ある調査結果では、「社会との多様なつながりがある人は、認知症のリスクが半減する」「運動は一人より仲間と週1回以上すると要介護状態になりにくい」といわれ、地域でつながる事の大切さが明らかになっています。

南保健センターでは、平成27年度南区オリジナル体操を住民と作成し、地域住民と体操普及の取り組みを始めました。体操普及員は「レッツ☆スマイル隊」として揃いの赤いTシャツを着てさまざまな場で普及活動を行ってきました。平成29年度からは、筋力アップのために手足に重りをつけて行う「スマイル☆百歳体操」も取り入れています。体操の効果を映像で示し、まずは3カ月間、保健師が週1回の講座を行った後、自主運営を試みました。平成30年12月末現在、区内7カ所のグループが立ち上がり、レッツ☆スマイル隊は60名に増加。延べ2,576名が参加しました。

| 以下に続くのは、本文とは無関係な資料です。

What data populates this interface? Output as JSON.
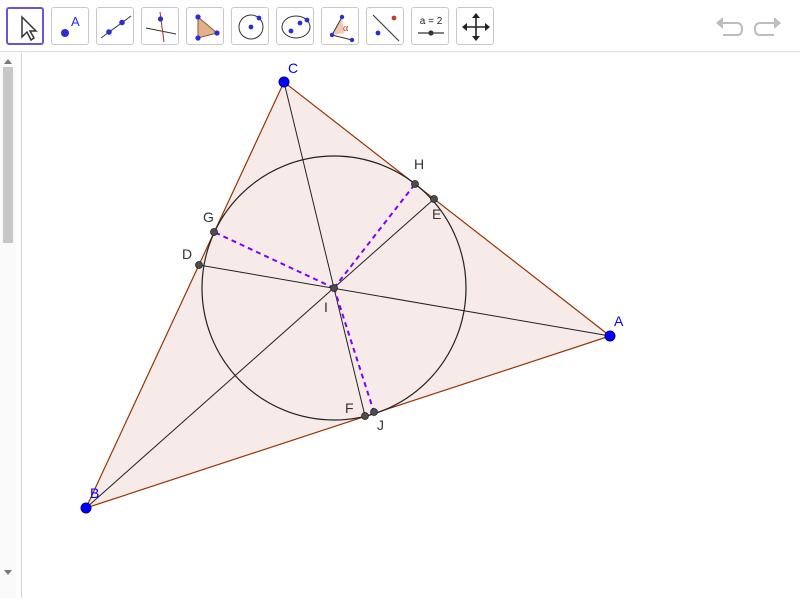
{
  "toolbar": {
    "tools": [
      {
        "name": "move-tool",
        "icon": "arrow-cursor-icon",
        "active": true
      },
      {
        "name": "point-tool",
        "icon": "point-icon",
        "icon_text": "A"
      },
      {
        "name": "line-tool",
        "icon": "line-through-points-icon"
      },
      {
        "name": "perpendicular-line-tool",
        "icon": "perpendicular-line-icon"
      },
      {
        "name": "polygon-tool",
        "icon": "polygon-icon"
      },
      {
        "name": "circle-center-point-tool",
        "icon": "circle-center-point-icon"
      },
      {
        "name": "ellipse-tool",
        "icon": "ellipse-icon"
      },
      {
        "name": "angle-tool",
        "icon": "angle-icon",
        "icon_text": "α"
      },
      {
        "name": "reflect-tool",
        "icon": "reflect-about-line-icon"
      },
      {
        "name": "slider-tool",
        "icon": "slider-icon",
        "icon_text": "a = 2"
      },
      {
        "name": "move-graphics-view-tool",
        "icon": "move-arrows-icon"
      }
    ],
    "undo_icon": "undo-icon",
    "redo_icon": "redo-icon"
  },
  "construction": {
    "point_color": "#0000ff",
    "aux_point_color": "#444444",
    "triangle_stroke": "#993300",
    "triangle_fill": "#f3e4e0",
    "dash_color": "#8000ff",
    "labels": {
      "A": "A",
      "B": "B",
      "C": "C",
      "D": "D",
      "E": "E",
      "F": "F",
      "G": "G",
      "H": "H",
      "I": "I",
      "J": "J"
    }
  }
}
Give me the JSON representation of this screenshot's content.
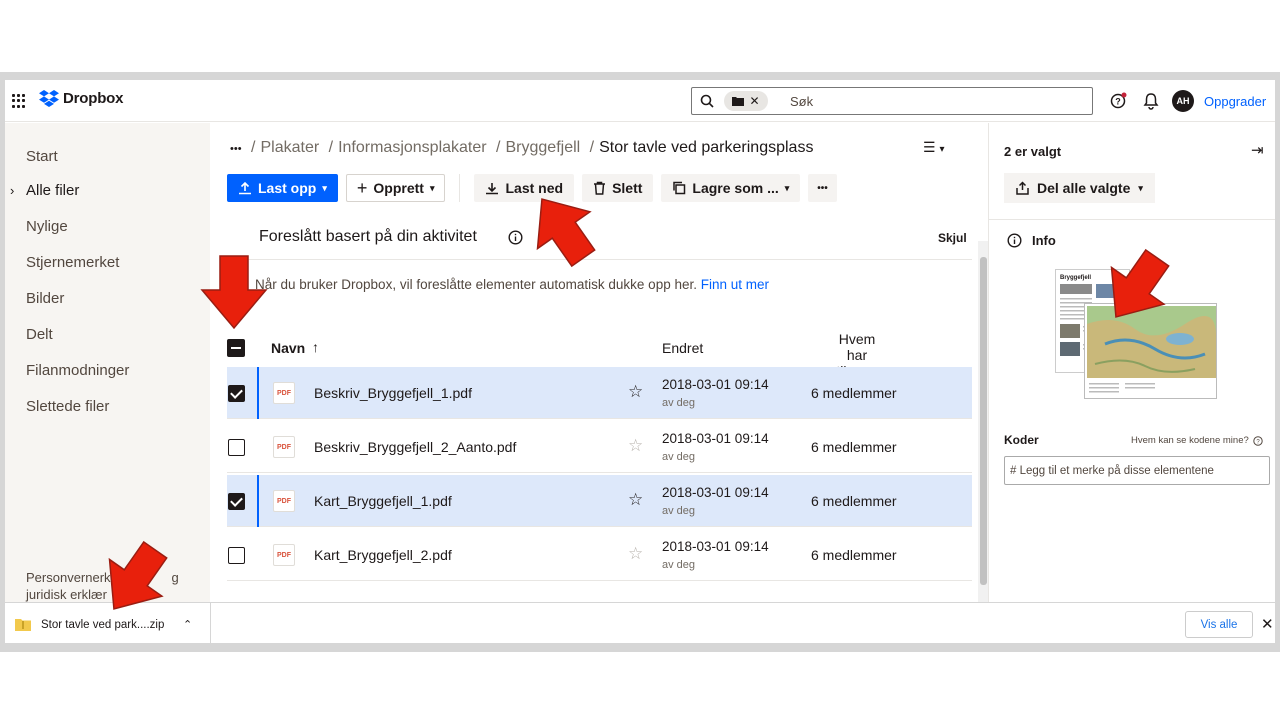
{
  "app": {
    "name": "Dropbox"
  },
  "header": {
    "search_placeholder": "Søk",
    "avatar_initials": "AH",
    "upgrade_label": "Oppgrader"
  },
  "sidebar": {
    "items": [
      {
        "label": "Start"
      },
      {
        "label": "Alle filer",
        "active": true
      },
      {
        "label": "Nylige"
      },
      {
        "label": "Stjernemerket"
      },
      {
        "label": "Bilder"
      },
      {
        "label": "Delt"
      },
      {
        "label": "Filanmodninger"
      },
      {
        "label": "Slettede filer"
      }
    ],
    "legal_line1": "Personvernerkl",
    "legal_line1_tail": "g",
    "legal_line2": "juridisk erklær"
  },
  "breadcrumb": {
    "more": "•••",
    "parts": [
      "Plakater",
      "Informasjonsplakater",
      "Bryggefjell"
    ],
    "current": "Stor tavle ved parkeringsplass"
  },
  "toolbar": {
    "upload_label": "Last opp",
    "create_label": "Opprett",
    "download_label": "Last ned",
    "delete_label": "Slett",
    "save_as_label": "Lagre som ...",
    "more_label": "•••"
  },
  "suggestions": {
    "title": "Foreslått basert på din aktivitet",
    "hide_label": "Skjul",
    "text": "Når du bruker Dropbox, vil foreslåtte elementer automatisk dukke opp her.",
    "link": "Finn ut mer"
  },
  "table": {
    "columns": {
      "name": "Navn",
      "modified": "Endret",
      "access_line1": "Hvem har",
      "access_line2": "tilgang"
    },
    "rows": [
      {
        "name": "Beskriv_Bryggefjell_1.pdf",
        "modified": "2018-03-01 09:14",
        "by": "av deg",
        "members": "6 medlemmer",
        "selected": true,
        "starred": true
      },
      {
        "name": "Beskriv_Bryggefjell_2_Aanto.pdf",
        "modified": "2018-03-01 09:14",
        "by": "av deg",
        "members": "6 medlemmer",
        "selected": false,
        "starred": false
      },
      {
        "name": "Kart_Bryggefjell_1.pdf",
        "modified": "2018-03-01 09:14",
        "by": "av deg",
        "members": "6 medlemmer",
        "selected": true,
        "starred": true
      },
      {
        "name": "Kart_Bryggefjell_2.pdf",
        "modified": "2018-03-01 09:14",
        "by": "av deg",
        "members": "6 medlemmer",
        "selected": false,
        "starred": false
      }
    ],
    "file_badge": "PDF"
  },
  "panel": {
    "title": "2 er valgt",
    "share_label": "Del alle valgte",
    "info_label": "Info",
    "thumb_title": "Bryggefjell",
    "tags_label": "Koder",
    "tags_help": "Hvem kan se kodene mine?",
    "tags_placeholder": "# Legg til et merke på disse elementene"
  },
  "downloads": {
    "file": "Stor tavle ved park....zip",
    "show_all": "Vis alle"
  },
  "colors": {
    "accent": "#0061fe",
    "selected_row": "#dde8fa",
    "arrow": "#e8200c"
  }
}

地域住民が主体となって運営することで口コミによる参加者が増加し、単身高齢者や高齢者世帯の見守りにもつながっています。これらの活動を通して地域の一人ひとりがつながることの効果を感じることができたらいいなぁと考えています。

病院から在宅復帰される方々にもこの活動を知っていただき、地域で生活するための体力維持やコミュニティづくりにつなげていきましょう。

(名古屋市南保健センター 保健師 伊藤和子)

住民が住み慣れた地域で自立した暮らしを継続するために、保健師は住民主体となる活動を推進し、体力の維持・向上及び地域の自助・共助・公助を支え、社会的孤立の防止をしています。